Last year the county spent just over $415,000 on indigent burials or cremations — roughly $460 per person. The vast majority were cremated, because this is the less expensive option — the base cost of cremation is $425, and the base cost of a burial is $1,827, which includes the cost of a plot. For this reason, burials only occur when a social service representative determines there is a religious call for it, usually by talking to friends of the deceased and confirming with clergy.

McLane has asked the county to set aside another $415,000 to fund indigent burials and cremations this year, with the understanding that more money can be made available if needed.

The increase in indigent deaths is not confined to Clark County. The Los Angeles County coroner’s office, where homicides and suspicious deaths are handled, reported a 36 percent increase in the number of cremations done at taxpayers’ expense this past fiscal year, the Los Angeles Times reported Tuesday. Meanwhile, the number of indigent or unclaimed bodies L.A. County Morgue had cremated grew 25 percent during the first half of this year compared with the same time frame last year — a collective demand that has forced the county, which has its own crematorium, to outsource overflow to private facilities, the Times reported.

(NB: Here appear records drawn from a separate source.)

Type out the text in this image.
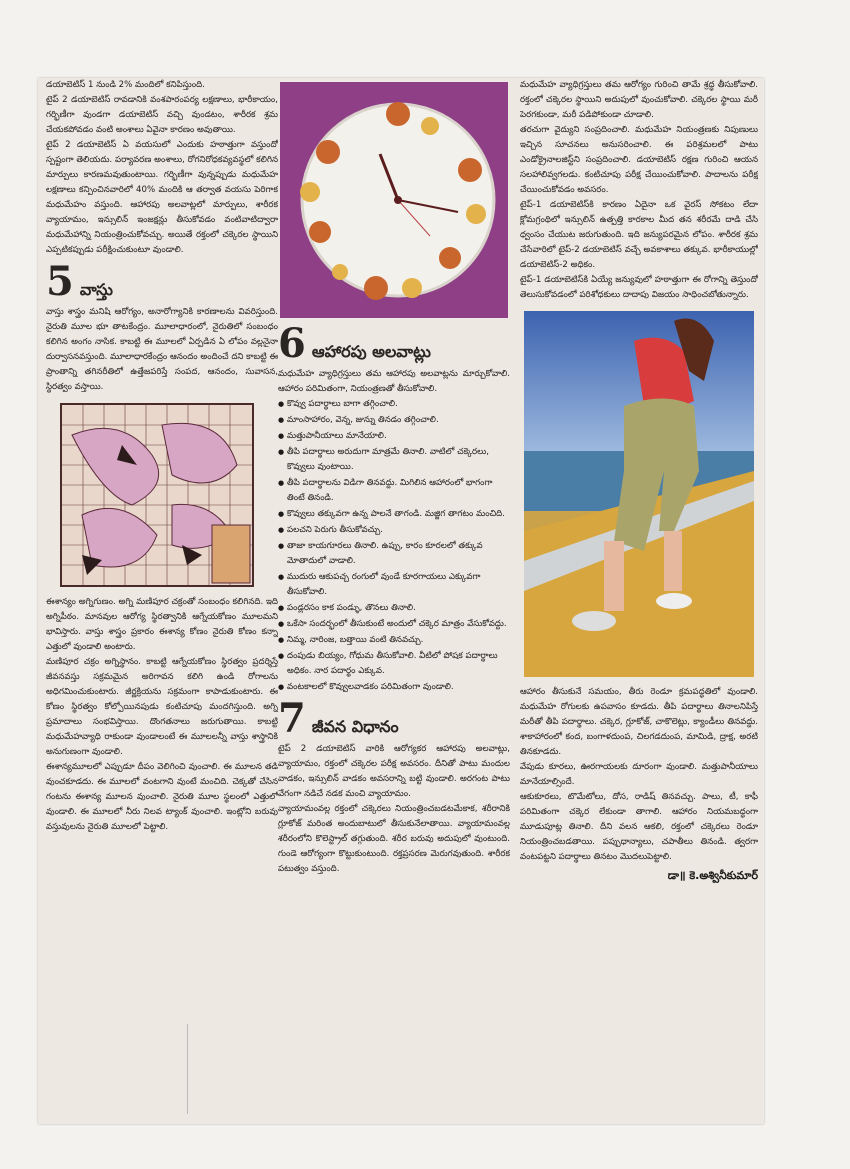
డయాబెటిస్ 1 నుండి 2% మందిలో కనిపిస్తుంది.

టైప్ 2 డయాబెటిస్ రావడానికి వంశపారంపర్య లక్షణాలు, భారీకాయం, గర్భిణీగా వుండగా డయాబెటిస్ వచ్చి వుండటం, శారీరక శ్రమ చేయకపోవడం వంటి అంశాలు ఏవైనా కారణం అవుతాయి.

టైప్ 2 డయాబెటిస్ ఏ వయసులో ఎందుకు హఠాత్తుగా వస్తుందో స్పష్టంగా తెలియదు. పర్యావరణ అంశాలు, రోగనిరోధకవ్యవస్థలో కలిగిన మార్పులు కారణమవుతుంటాయి. గర్భిణీగా వున్నప్పుడు మధుమేహ లక్షణాలు కన్పించినవారిలో 40% మందికి ఆ తర్వాత వయసు పెరిగాక మధుమేహం వస్తుంది. ఆహారపు అలవాట్లలో మార్పులు, శారీరక వ్యాయామం, ఇన్సులిన్ ఇంజక్షన్లు తీసుకోవడం వంటివాటిద్వారా మధుమేహాన్ని నియంత్రించుకోవచ్చు. అయితే రక్తంలో చక్కెరల స్థాయిని ఎప్పటికప్పుడు పరీక్షించుకుంటూ వుండాలి.

5 వాస్తు

వాస్తు శాస్త్రం మనిషి ఆరోగ్యం, అనారోగ్యానికి కారణాలను వివరిస్తుంది. నైరుతి మూల భూ తాటకేంద్రం. మూలాధారంలో, నైరుతిలో సంబంధం కలిగిన అంగం నాసిక. కాబట్టి ఈ మూలలో ఏర్పడిన ఏ లోపం వల్లనైనా దుర్వాసనవస్తుంది. మూలాధారకేంద్రం ఆనందం అందించే దని కాబట్టి ఈ ప్రాంతాన్ని తగినరీతిలో ఉత్తేజపరిస్తే సంపద, ఆనందం, సువాసన, స్థిరత్వం వస్తాయి.

ఈశాన్యం అగ్నిగుణం. అగ్ని మణిపూర చక్రంతో సంబంధం కలిగినది. ఇది అగ్నిపీఠం. మానవుల ఆరోగ్య స్థిరత్వానికి ఆగ్నేయకోణం మూలమని భావిస్తారు. వాస్తు శాస్త్రం ప్రకారం ఈశాన్య కోణం నైరుతి కోణం కన్నా ఎత్తులో వుండాలి అంటారు.

మణిపూర చక్రం అగ్నిస్థానం. కాబట్టి ఆగ్నేయకోణం స్థిరత్వం ప్రదర్శిస్తే జీవనవస్తు సక్రమమైన అరిగావన కలిగి ఉండి రోగాలను అధిగమించుకుంటారు. జీర్ణక్రియను సక్రమంగా కాపాడుకుంటారు. ఈ కోణం స్థిరత్వం కోల్పోయినపుడు కంటిచూపు మందగిస్తుంది. అగ్ని ప్రమాదాలు సంభవిస్తాయి. దొంగతనాలు జరుగుతాయి. కాబట్టి మధుమేహవ్యాధి రాకుండా వుండాలంటే ఈ మూలలన్నీ వాస్తు శాస్త్రానికి అనుగుణంగా వుండాలి.

ఈశాన్యమూలలో ఎప్పుడూ దీపం వెలిగించి వుంచాలి. ఈ మూలన తడి వుంచకూడదు. ఈ మూలలో వంటగాని వుంటే మంచిది. చెక్కతో చేసిన గంటను ఈశాన్య మూలన వుంచాలి. నైరుతి మూల స్థలంలో ఎత్తులో వుండాలి. ఈ మూలలో నీరు నిలవ ట్యాంక్ వుంచాలి. ఇంట్లోని బరువు వస్తువులను నైరుతి మూలలో పెట్టాలి.

6 ఆహారపు అలవాట్లు

మధుమేహ వ్యాధిగ్రస్తులు తమ ఆహారపు అలవాట్లను మార్చుకోవాలి. ఆహారం పరిమితంగా, నియంత్రణతో తీసుకోవాలి.

● కొవ్వు పదార్థాలు బాగా తగ్గించాలి.
● మాంసాహారం, వెన్న, జున్ను తినడం తగ్గించాలి.
● మత్తుపానీయాలు మానేయాలి.
● తీపి పదార్థాలు అరుదుగా మాత్రమే తినాలి. వాటిలో చక్కెరలు, కొవ్వులు వుంటాయి.
● తీపి పదార్థాలను విడిగా తినవద్దు. మిగిలిన ఆహారంలో భాగంగా తింటే తినండి.
● కొవ్వులు తక్కువగా ఉన్న పాలనే తాగండి. మజ్జిగ తాగటం మంచిది.
● పలచని పెరుగు తీసుకోవచ్చు.
● తాజా కాయగూరలు తినాలి. ఉప్పు, కారం కూరలలో తక్కువ మోతాదులో వాడాలి.
● ముదురు ఆకుపచ్చ రంగులో వుండే కూరగాయలు ఎక్కువగా తీసుకోవాలి.
● పండ్లరసం కాక పండ్ళు, తొనలు తినాలి.
● ఒకేసా సందర్భంలో తీసుకుంటే అందులో చక్కెర మాత్రం వేసుకోవద్దు.
● నిమ్మ, నారింజ, బత్తాయి వంటి తినవచ్చు.
● దంపుడు బియ్యం, గోధుమ తీసుకోవాలి. వీటిలో పోషక పదార్థాలు అధికం. నార పదార్థం ఎక్కువ.
● వంటకాలలో కొవ్వులవాడకం పరిమితంగా వుండాలి.
7 జీవన విధానం

టైప్ 2 డయాబెటిస్ వారికి ఆరోగ్యకర ఆహారపు అలవాట్లు, వ్యాయామం, రక్తంలో చక్కెరల పరీక్ష అవసరం. దీనితో పాటు మందుల వాడకం, ఇన్సులిన్ వాడకం అవసరాన్ని బట్టి వుండాలి. అరగంట పాటు వేగంగా నడిచే నడక మంచి వ్యాయామం.

వ్యాయామంవల్ల రక్తంలో చక్కెరలు నియంత్రించబడటమేకాక, శరీరానికి గ్లూకోజ్ మరింత అందుబాటులో తీసుకునేలాతాయి. వ్యాయామంవల్ల శరీరంలోని కొలెస్ట్రాల్ తగ్గుతుంది. శరీర బరువు అదుపులో వుంటుంది. గుండె ఆరోగ్యంగా కొట్టుకుంటుంది. రక్తప్రసరణ మెరుగవుతుంది. శారీరక పటుత్వం వస్తుంది.

మధుమేహ వ్యాధిగ్రస్తులు తమ ఆరోగ్యం గురించి తామే శ్రద్ధ తీసుకోవాలి. రక్తంలో చక్కెరల స్థాయిని అదుపులో వుంచుకోవాలి. చక్కెరల స్థాయి మరీ పెరగకుండా, మరీ పడిపోకుండా చూడాలి.

తరచుగా వైద్యుని సంప్రదించాలి. మధుమేహ నియంత్రణకు నిపుణులు ఇచ్చిన సూచనలు అనుసరించాలి. ఈ పరిశ్రమలలో పాటు ఎండోక్రైనాలజిస్ట్‌ని సంప్రదించాలి. డయాబెటిస్ రక్షణ గురించి ఆయన సలహాలివ్వగలడు. కంటిచూపు పరీక్ష చేయించుకోవాలి. పాదాలను పరీక్ష చేయించుకోవడం అవసరం.

టైప్-1 డయాబెటిస్‌కి కారణం ఏదైనా ఒక వైరస్ సోకటం లేదా క్లోమగ్రంథిలో ఇన్సులిన్ ఉత్పత్తి కారకాల మీద తన శరీరమే దాడి చేసి ధ్వంసం చేయుట జరుగుతుంది. ఇది జన్యుపరమైన లోపం. శారీరక శ్రమ చేసేవారిలో టైప్-2 డయాబెటిస్ వచ్చే అవకాశాలు తక్కువ. భారీకాయుల్లో డయాబెటిస్-2 అధికం.

టైప్-1 డయాబెటిస్‌కి ఏయ్యే జన్యువులో హఠాత్తుగా ఈ రోగాన్ని తెస్తుందో తెలుసుకోవడంలో పరిశోధకులు దాదాపు విజయం సాధించబోతున్నారు.

ఆహారం తీసుకునే సమయం, తీరు రెండూ క్రమపద్ధతిలో వుండాలి. మధుమేహ రోగులకు ఉపవాసం కూడదు. తీపి పదార్థాలు తినాలనిపిస్తే మరీతో తీపి పదార్థాలు. చక్కెర, గ్లూకోజ్, చాకొలెట్లు, క్యాండీలు తినవద్దు. శాకాహారంలో కంద, బంగాళదుంప, చిలగడదుంప, మామిడి, ద్రాక్ష, అరటి తినకూడదు.

వేపుడు కూరలు, ఊరగాయలకు దూరంగా వుండాలి. మత్తుపానీయాలు మానేయాల్సిందే.

ఆకుకూరలు, టొమేటోలు, దోస, రాడిష్ తినవచ్చు. పాలు, టీ, కాఫీ పరిమితంగా చక్కెర లేకుండా తాగాలి. ఆహారం నియమబద్ధంగా మూడుపూట్ల తినాలి. దీని వలన ఆకలి, రక్తంలో చక్కెరలు రెండూ నియంత్రించబడతాయి. పప్పుధాన్యాలు, చపాతీలు తినండి. త్వరగా వంటపట్టని పదార్థాలు తినటం మొదలుపెట్టాలి.

డా॥ కె.అశ్వినీకుమార్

In Southern Nevada, the cremated remains are stored in one of several county-owned crypts, and like the county’s burial plots, they’re unmarked.

A handful of local clergy members perform volunteer funeral services for friends and family of the indigent deceased, including Pastor Garry Steinman, who says he has conducted roughly 370 such services in the past 18 years. They are seldom well-attended.

“Sometimes it’s just one person in a dirty T-shirt and a pair of thongs, and you know what, God takes us the way we are,” he said. “I just try to be the comfort they don’t have.”

Since 1998 the county has buried or cremated more than 8,600 indigent people. A list of these names is kept at the county recorder’s office, and should someone come forward to claim a relative, the county would seek reimbursement of costs, McLane said.

And exactly who were these unclaimed dead whom taxpayers paid to cremate or bury?

Officials would not release any names to the Sun. They said they had to protect the privacy of the deceased because they are considered clients of the county’s Social Service Department.